Banner haters say that is derisively low and ask whether it is worth cheapening your design for little effect. But George Shaw, managing director of advertising and communications company Joslin Shaw, says if 0.5 per cent of people walking past a poster were to rush off and phone the advertiser, that would be considered a miracle.

Companies which sell advertising on the internet, including Engage, DoubleClick, AdLINK and 24/7 Media, try to match users to advertisements. Done properly, this can be a boon, say with mortgage ads appearing onscreen when surfers house-hunt, and jewellery and florists' ads popping up when they check on etiquette for a wedding.

Engage tracks website visits and builds a profile of the viewer's usage. Sites subscribing to Engage's service allow the company to alter the displayed ad on their web pages to target a particular user.

So if someone is expecting a baby, Engage could identify this from the websites they visit and flick up associated banners, say, those for maternity clothes. Once the baby has arrived, the internet user will look at different websites. Engage will spot the change and display advertisements for products such as mail-order nappies. But the company never links the anonymous identity of the internet surfer with their real name and address. Earlier this year, Engage's main global competitor, DoubleClick, tried to do exactly this. It bought a direct mail company and was trying to get the names and address of its anonymous internet users, planning to use the information it had gathered on people's web-browsing habits for a direct mail business. This triggered such an outcry from consumer affair and civil liberty groups the company had to abandon the plan.

Although targeting is vital to increase the effectiveness of banners, so is their design. Research by the internet media company AdLINK shows animated banners are noticed more than static ones, and adding the words "Click Here" increases the number of "click-throughs."

The same study also measured brand attitudes before and after seeing the banner ads. Researchers found a good television and print media promotion for a car which might have cost millions could be damaged by a banner which was out of kilter with the advertising campaign.

Engage researchers made similar findings. "The brand impact of banner ads is much higher than people think," says Peter Chaplin, the company's international vice president. AdLINK's investigators found internet users from different countries did not share similar reactions to banners. For example, only 1 per cent of the UK panel thought banner ads were funny compared to 13 per cent in Spain, where advertisers have made a conscious effort to be humorous.

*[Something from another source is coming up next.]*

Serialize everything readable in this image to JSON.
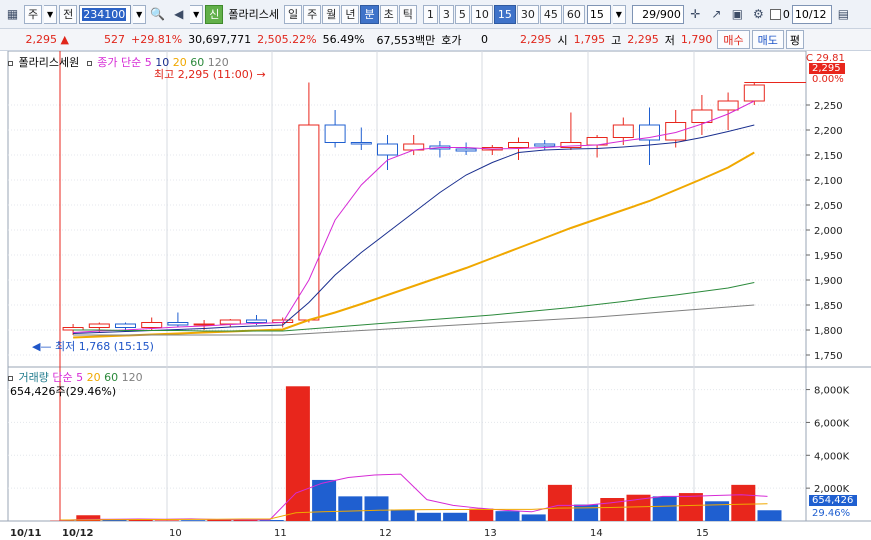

Richard Holman, managing director of AdLINK UK, says: "British advertisers need to look at the way they approach the design of banners. Most ads lack real redeeming features. Advertising companies need a much more imaginative approach to the creative side of banner ads. A well-executed ad will generate significantly higher clicks through and, more importantly, will communicate a brand message much more effectively." Well-designed ads will cost more, he warns.

The increasing sophistication is demonstrated with pop-up windows, the ones that jump onscreen without warning, sometimes with sound and moving images. Popular wisdom has it that static 6ins by 1ins banner ads are mostly ignored, but the pop-ups seem to be uniformly loathed. Web experts put this down to "poor targeting". With high-speed connections delivering data 10 to 25 times faster than a standard modem, such as ADSL phone connection and a cable modem, the mass-market approach is starting to change. With these technologies, video advertisements with sound suddenly become easy. But so far, webmasters are unable to tell if a site visitor is connected through a five-year-old "slow"modem or an ADSL connection.

As internet technology edges into a TV-quality experience, the power of web advertising will increase dramatically. Advertisers slow to adopt a more professional approach to banners and other online advertising risk damaging the expensive work their colleagues have done in other media. It is time for the internet advertisement to grow up.